In py3k, PyUnicode_Join inherits some complexity from the 2.x days. However, it seems some of the precautions taken there may not be needed anymore. Witness the following comment: /* Grrrr. A codec may be invoked to convert str objects to * Unicode, and so it's possible to call back into Python code * during PyUnicode_FromObject(), and so it's possible for a sick * codec to change the size of fseq (if seq is a list). Therefore * we have to keep refetching the size -- can't assume seqlen * is invariant. */ Perhaps it would also allow to preallocate the target buffer all at once (like bytes.join does) rather than resize it incrementally. Marc-Andre, what do you think?

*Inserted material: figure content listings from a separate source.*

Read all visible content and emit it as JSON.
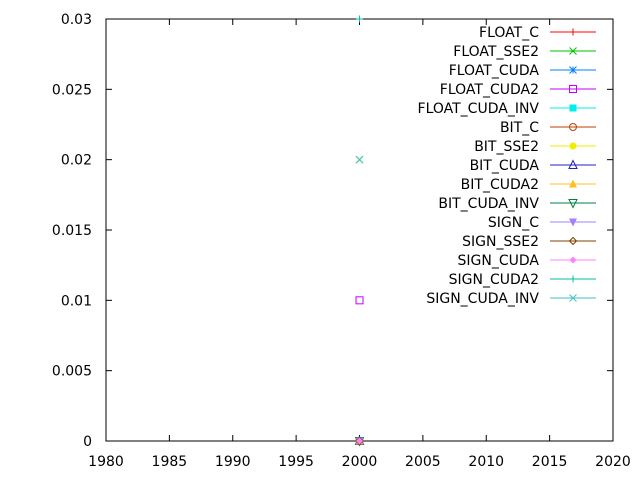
{
  "chart_data": {
    "type": "scatter",
    "title": "",
    "xlabel": "",
    "ylabel": "",
    "xlim": [
      1980,
      2020
    ],
    "ylim": [
      0,
      0.03
    ],
    "xticks": [
      "1980",
      "1985",
      "1990",
      "1995",
      "2000",
      "2005",
      "2010",
      "2015",
      "2020"
    ],
    "yticks": [
      "0",
      "0.005",
      "0.01",
      "0.015",
      "0.02",
      "0.025",
      "0.03"
    ],
    "grid": false,
    "legend_position": "top-right",
    "series": [
      {
        "name": "FLOAT_C",
        "color": "#ff0000",
        "marker": "plus",
        "points": [
          [
            2000,
            0
          ]
        ]
      },
      {
        "name": "FLOAT_SSE2",
        "color": "#00c000",
        "marker": "cross",
        "points": [
          [
            2000,
            0.02
          ]
        ]
      },
      {
        "name": "FLOAT_CUDA",
        "color": "#0080ff",
        "marker": "star",
        "points": [
          [
            2000,
            0
          ]
        ]
      },
      {
        "name": "FLOAT_CUDA2",
        "color": "#c000ff",
        "marker": "square",
        "points": [
          [
            2000,
            0.01
          ]
        ]
      },
      {
        "name": "FLOAT_CUDA_INV",
        "color": "#00eeee",
        "marker": "square-filled",
        "points": [
          [
            2000,
            0
          ]
        ]
      },
      {
        "name": "BIT_C",
        "color": "#c04000",
        "marker": "circle",
        "points": [
          [
            2000,
            0
          ]
        ]
      },
      {
        "name": "BIT_SSE2",
        "color": "#eeee00",
        "marker": "circle-filled",
        "points": [
          [
            2000,
            0
          ]
        ]
      },
      {
        "name": "BIT_CUDA",
        "color": "#2020c0",
        "marker": "triangle-up",
        "points": [
          [
            2000,
            0
          ]
        ]
      },
      {
        "name": "BIT_CUDA2",
        "color": "#ffc020",
        "marker": "triangle-up-filled",
        "points": [
          [
            2000,
            0
          ]
        ]
      },
      {
        "name": "BIT_CUDA_INV",
        "color": "#008040",
        "marker": "triangle-down",
        "points": [
          [
            2000,
            0
          ]
        ]
      },
      {
        "name": "SIGN_C",
        "color": "#a080ff",
        "marker": "triangle-down-filled",
        "points": [
          [
            2000,
            0
          ]
        ]
      },
      {
        "name": "SIGN_SSE2",
        "color": "#804000",
        "marker": "diamond",
        "points": [
          [
            2000,
            0
          ]
        ]
      },
      {
        "name": "SIGN_CUDA",
        "color": "#ff80ff",
        "marker": "diamond-filled",
        "points": [
          [
            2000,
            0
          ]
        ]
      },
      {
        "name": "SIGN_CUDA2",
        "color": "#00c0a0",
        "marker": "plus",
        "points": [
          [
            2000,
            0.03
          ]
        ]
      },
      {
        "name": "SIGN_CUDA_INV",
        "color": "#40c0c0",
        "marker": "cross",
        "points": [
          [
            2000,
            0.02
          ]
        ]
      }
    ]
  }
}
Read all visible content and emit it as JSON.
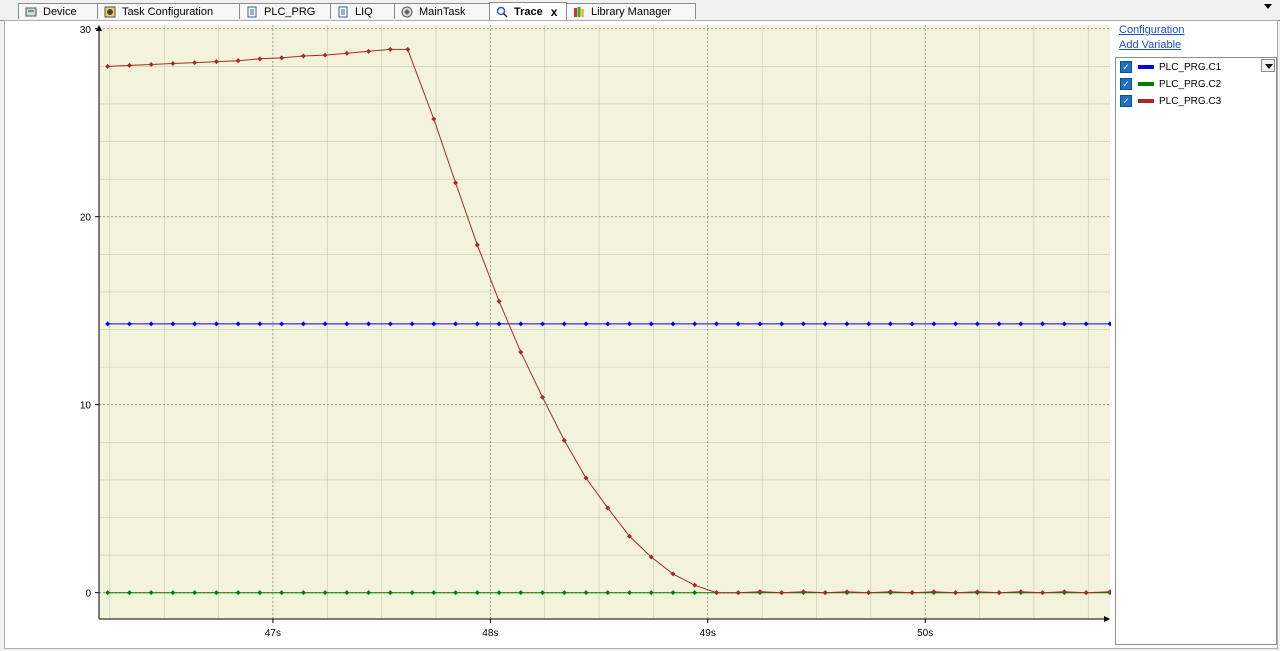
{
  "tabs": [
    {
      "label": "Device",
      "icon": "device-icon"
    },
    {
      "label": "Task Configuration",
      "icon": "task-config-icon"
    },
    {
      "label": "PLC_PRG",
      "icon": "document-icon"
    },
    {
      "label": "LIQ",
      "icon": "document-icon"
    },
    {
      "label": "MainTask",
      "icon": "task-icon"
    },
    {
      "label": "Trace",
      "icon": "trace-icon",
      "active": true,
      "close": "x"
    },
    {
      "label": "Library Manager",
      "icon": "library-icon"
    }
  ],
  "sidebar": {
    "configuration_label": "Configuration",
    "add_variable_label": "Add Variable",
    "variables": [
      {
        "label": "PLC_PRG.C1",
        "color": "#0000ff",
        "checked": true
      },
      {
        "label": "PLC_PRG.C2",
        "color": "#008000",
        "checked": true
      },
      {
        "label": "PLC_PRG.C3",
        "color": "#a52a2a",
        "checked": true
      }
    ]
  },
  "colors": {
    "plot_background": "#f3f3dc",
    "grid": "#808080"
  },
  "chart_data": {
    "type": "line",
    "title": "",
    "xlabel": "",
    "ylabel": "",
    "xlim": [
      46.2,
      50.85
    ],
    "ylim": [
      -1.4,
      30.2
    ],
    "x_ticks": [
      47,
      48,
      49,
      50
    ],
    "x_tick_labels": [
      "47s",
      "48s",
      "49s",
      "50s"
    ],
    "y_ticks": [
      0,
      10,
      20,
      30
    ],
    "y_tick_labels": [
      "0",
      "10",
      "20",
      "30"
    ],
    "grid": true,
    "series": [
      {
        "name": "PLC_PRG.C1",
        "color": "#0000ff",
        "x": [
          46.24,
          46.34,
          46.44,
          46.54,
          46.64,
          46.74,
          46.84,
          46.94,
          47.04,
          47.14,
          47.24,
          47.34,
          47.44,
          47.54,
          47.64,
          47.74,
          47.84,
          47.94,
          48.04,
          48.14,
          48.24,
          48.34,
          48.44,
          48.54,
          48.64,
          48.74,
          48.84,
          48.94,
          49.04,
          49.14,
          49.24,
          49.34,
          49.44,
          49.54,
          49.64,
          49.74,
          49.84,
          49.94,
          50.04,
          50.14,
          50.24,
          50.34,
          50.44,
          50.54,
          50.64,
          50.74,
          50.85
        ],
        "values": [
          14.3,
          14.3,
          14.3,
          14.3,
          14.3,
          14.3,
          14.3,
          14.3,
          14.3,
          14.3,
          14.3,
          14.3,
          14.3,
          14.3,
          14.3,
          14.3,
          14.3,
          14.3,
          14.3,
          14.3,
          14.3,
          14.3,
          14.3,
          14.3,
          14.3,
          14.3,
          14.3,
          14.3,
          14.3,
          14.3,
          14.3,
          14.3,
          14.3,
          14.3,
          14.3,
          14.3,
          14.3,
          14.3,
          14.3,
          14.3,
          14.3,
          14.3,
          14.3,
          14.3,
          14.3,
          14.3,
          14.3
        ]
      },
      {
        "name": "PLC_PRG.C2",
        "color": "#008000",
        "x": [
          46.24,
          46.34,
          46.44,
          46.54,
          46.64,
          46.74,
          46.84,
          46.94,
          47.04,
          47.14,
          47.24,
          47.34,
          47.44,
          47.54,
          47.64,
          47.74,
          47.84,
          47.94,
          48.04,
          48.14,
          48.24,
          48.34,
          48.44,
          48.54,
          48.64,
          48.74,
          48.84,
          48.94,
          49.04,
          49.14,
          49.24,
          49.34,
          49.44,
          49.54,
          49.64,
          49.74,
          49.84,
          49.94,
          50.04,
          50.14,
          50.24,
          50.34,
          50.44,
          50.54,
          50.64,
          50.74,
          50.85
        ],
        "values": [
          0,
          0,
          0,
          0,
          0,
          0,
          0,
          0,
          0,
          0,
          0,
          0,
          0,
          0,
          0,
          0,
          0,
          0,
          0,
          0,
          0,
          0,
          0,
          0,
          0,
          0,
          0,
          0,
          0,
          0,
          0,
          0,
          0,
          0,
          0,
          0,
          0,
          0,
          0,
          0,
          0,
          0,
          0,
          0,
          0,
          0,
          0
        ]
      },
      {
        "name": "PLC_PRG.C3",
        "color": "#a52a2a",
        "x": [
          46.24,
          46.34,
          46.44,
          46.54,
          46.64,
          46.74,
          46.84,
          46.94,
          47.04,
          47.14,
          47.24,
          47.34,
          47.44,
          47.54,
          47.62,
          47.74,
          47.84,
          47.94,
          48.04,
          48.14,
          48.24,
          48.34,
          48.44,
          48.54,
          48.64,
          48.74,
          48.84,
          48.94,
          49.04,
          49.14,
          49.24,
          49.34,
          49.44,
          49.54,
          49.64,
          49.74,
          49.84,
          49.94,
          50.04,
          50.14,
          50.24,
          50.34,
          50.44,
          50.54,
          50.64,
          50.74,
          50.85
        ],
        "values": [
          28.0,
          28.05,
          28.1,
          28.15,
          28.2,
          28.25,
          28.3,
          28.4,
          28.45,
          28.55,
          28.6,
          28.7,
          28.8,
          28.9,
          28.9,
          25.2,
          21.8,
          18.5,
          15.5,
          12.8,
          10.4,
          8.1,
          6.1,
          4.5,
          3.0,
          1.9,
          1.0,
          0.4,
          0.0,
          0.0,
          0.05,
          0.0,
          0.05,
          0.0,
          0.05,
          0.0,
          0.05,
          0.0,
          0.05,
          0.0,
          0.05,
          0.0,
          0.05,
          0.0,
          0.05,
          0.0,
          0.05
        ]
      }
    ]
  }
}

The comment gives a wrong impression: The problem is not (only) that a codec might by evil, it's the fact that a codec may well execute Python code and thus allow the list to be changed by other threads during the operation. Now, since in Python 3.x codecs are no longer being invoked, it is probably safe to assume that Python code is not being executed while PyUnicode_Join() is running, but please double-check. It's also wise to apply a sanity check at the end of the loop to check whether the sequence length has indeed not changed (as assert maybe).
Well the potentially dangerous function would have been PyUnicode_FromObject, but in py3k it only accepts unicode instances (either exact or subclasses), and since we are only interested in the underlying buffer we can replace those calls with PyUnicode_Check. I'll work on a patch and keep you updated.